If anything, I think Gibb’s objections provide vivid demonstration of why the distinction between human-made, versus not, is so critical—for as seen, in the very process of deprecating the distinction, Gibbs creates perfect confusion between what humans should rightly claim full title to and what they should not.
By contrast, I urge for a moral foundation that respects self-ownership as an unalienable and self-evident right, while distinguishing natural resources as something we must responsibly share. For the most part (indeed, almost entirely), communal sharing fails. But that failure does not mean pragmatic accommodations (such of limited private ownership of real property) should not be structured in such a way as to recognize a larger and common ownership by all—over natural resources as opposed to the personal.

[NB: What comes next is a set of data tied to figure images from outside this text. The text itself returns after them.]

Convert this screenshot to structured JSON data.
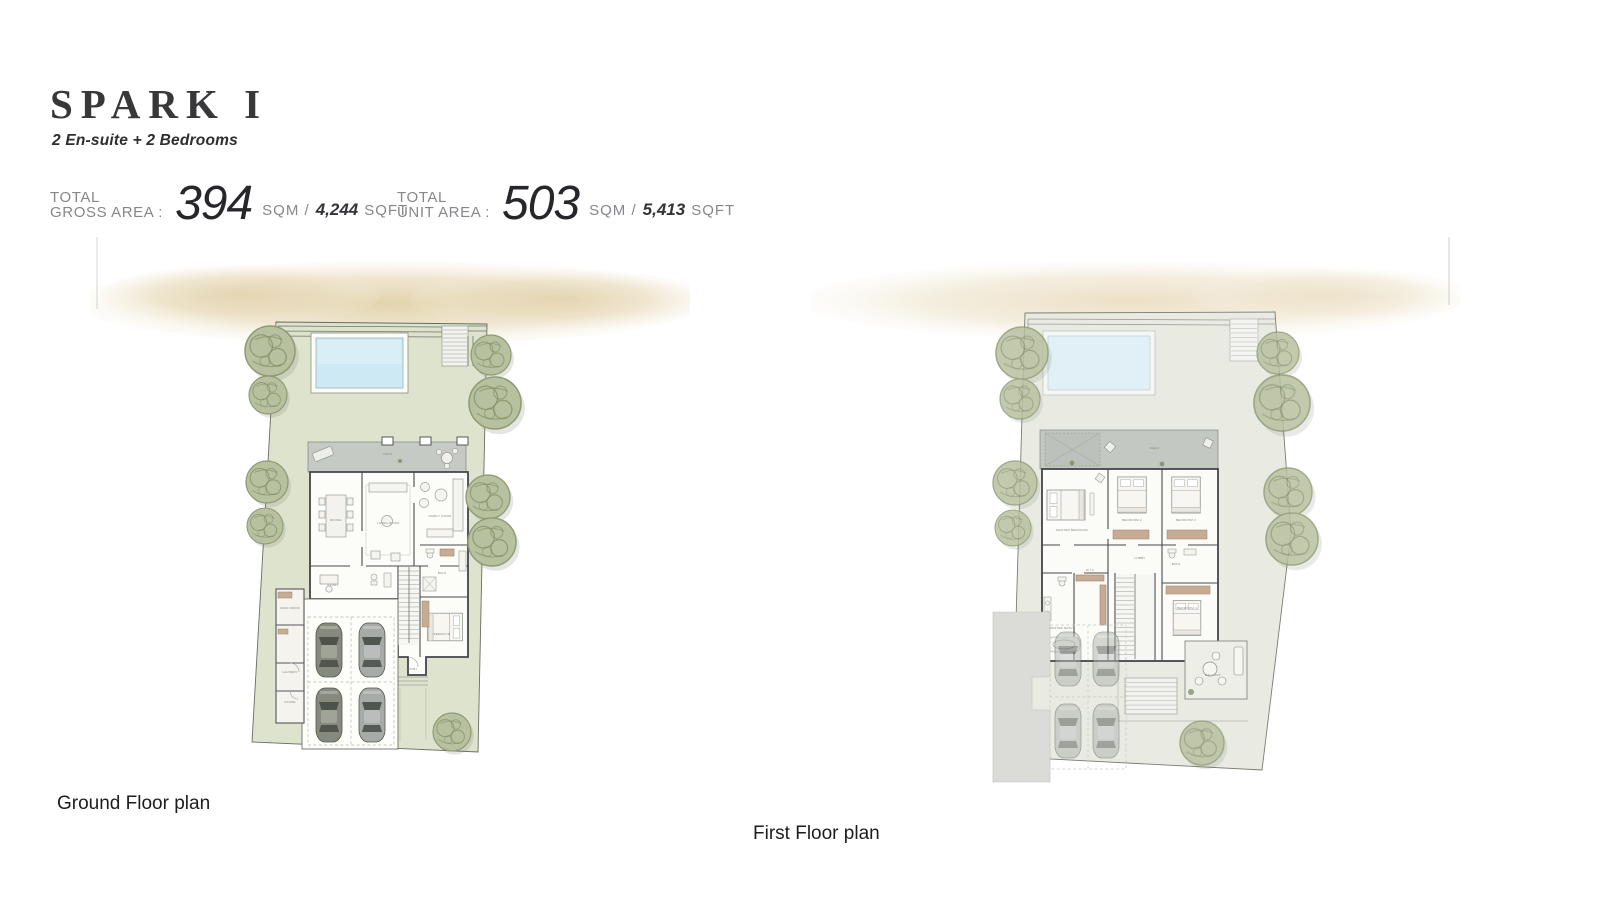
{
  "header": {
    "title": "SPARK I",
    "subtitle": "2 En-suite + 2 Bedrooms"
  },
  "stats": {
    "gross": {
      "label_line1": "TOTAL",
      "label_line2": "GROSS AREA :",
      "value": "394",
      "unit_sqm": "SQM /",
      "value_sqft": "4,244",
      "unit_sqft": "SQFT"
    },
    "unit": {
      "label_line1": "TOTAL",
      "label_line2": "UNIT AREA :",
      "value": "503",
      "unit_sqm": "SQM /",
      "value_sqft": "5,413",
      "unit_sqft": "SQFT"
    }
  },
  "plans": {
    "ground": {
      "caption": "Ground Floor plan",
      "rooms": {
        "deck": "DECK",
        "dining": "DINING",
        "living": "LIVING ROOM",
        "family": "FAMILY ROOM",
        "study": "STUDY",
        "bath": "BATH",
        "bedroom": "BEDROOM",
        "maid": "MAID ROOM",
        "laundry": "LAUNDRY",
        "store": "STORE",
        "entry": "ENTRY"
      }
    },
    "first": {
      "caption": "First Floor plan",
      "rooms": {
        "deck": "DECK",
        "master": "MASTER BEDROOM",
        "bedroom2": "BEDROOM 2",
        "bedroom3": "BEDROOM 3",
        "bedroom4": "BEDROOM 4",
        "masterbath": "MASTER BATH",
        "wic": "W.I.C",
        "bath": "BATH",
        "lobby": "LOBBY",
        "balcony": "BALCONY"
      }
    }
  },
  "colors": {
    "lawn": "#dde3cc",
    "plot_first": "#e9ebe2",
    "pool": "#cdeaf4",
    "pool_faded": "#e1eff6",
    "sand": "#e3d3ae",
    "terrace": "#c5cac4",
    "tree": "#b7c09f",
    "tree_stroke": "#8e9b74",
    "wall": "#44444a",
    "car_olive": "#868a7c",
    "car_gray": "#a7aba8",
    "car_ghost": "#b0b5b0",
    "wood_accent": "#c7ab95",
    "text_dark": "#2c2c30",
    "text_gray": "#85878a"
  }
}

Regarding Ernst Kallenbach’s comment, certainly, our laws are frequently engineered for the benefit of particular moneyed interests (sadly, this is likely more the rule than the exception). It’s the very reason I urge for a clearer and more coherent basis by which to judge and guide policy choices. A coherent and moral-based standard would better expose the bad as bad, illuminate the good as good, and show the reasons why. It is, more fully, a standard I believe both the progressive and libertarian wings of humanism might be happy to agree upon. I think, indeed, both wings should be delighted.
Spotting an Error
In reviewing Loren Collins’s book Bullspotting: Finding Facts in the Age of Misinformation, William Harwood (“Of Facts and Fictions,” FI, December 2013/January 2014) mentioned that Collins “echoes Carl Sagan’s warning not to be ‘so open-minded that your brain falls out.’” However, Sagan, on page 187 of his book The Demon-Haunted World (Random House 1995) duly attributes the comment to a space engineer named James Oberg.
Professor Daniel Boyarin’s response to the review of his book The Jewish Gospels: The Story of the Jewish Christ (Letters, FI, December 2013/January 2014) seemed reasonable until he got to the last paragraph. He claims earlier that he makes no claims regarding the truth of the New Testament, yet he uses the terms BC and AD. He can argue that BC only acknowledges that it is a Christian era, ignoring that it assumes that Christ actually existed, but AD is a little different. Using AD (the year of Our Lord) says a lot more. If Jesus is his Lord, that seems to affirm the truth of the New Testament.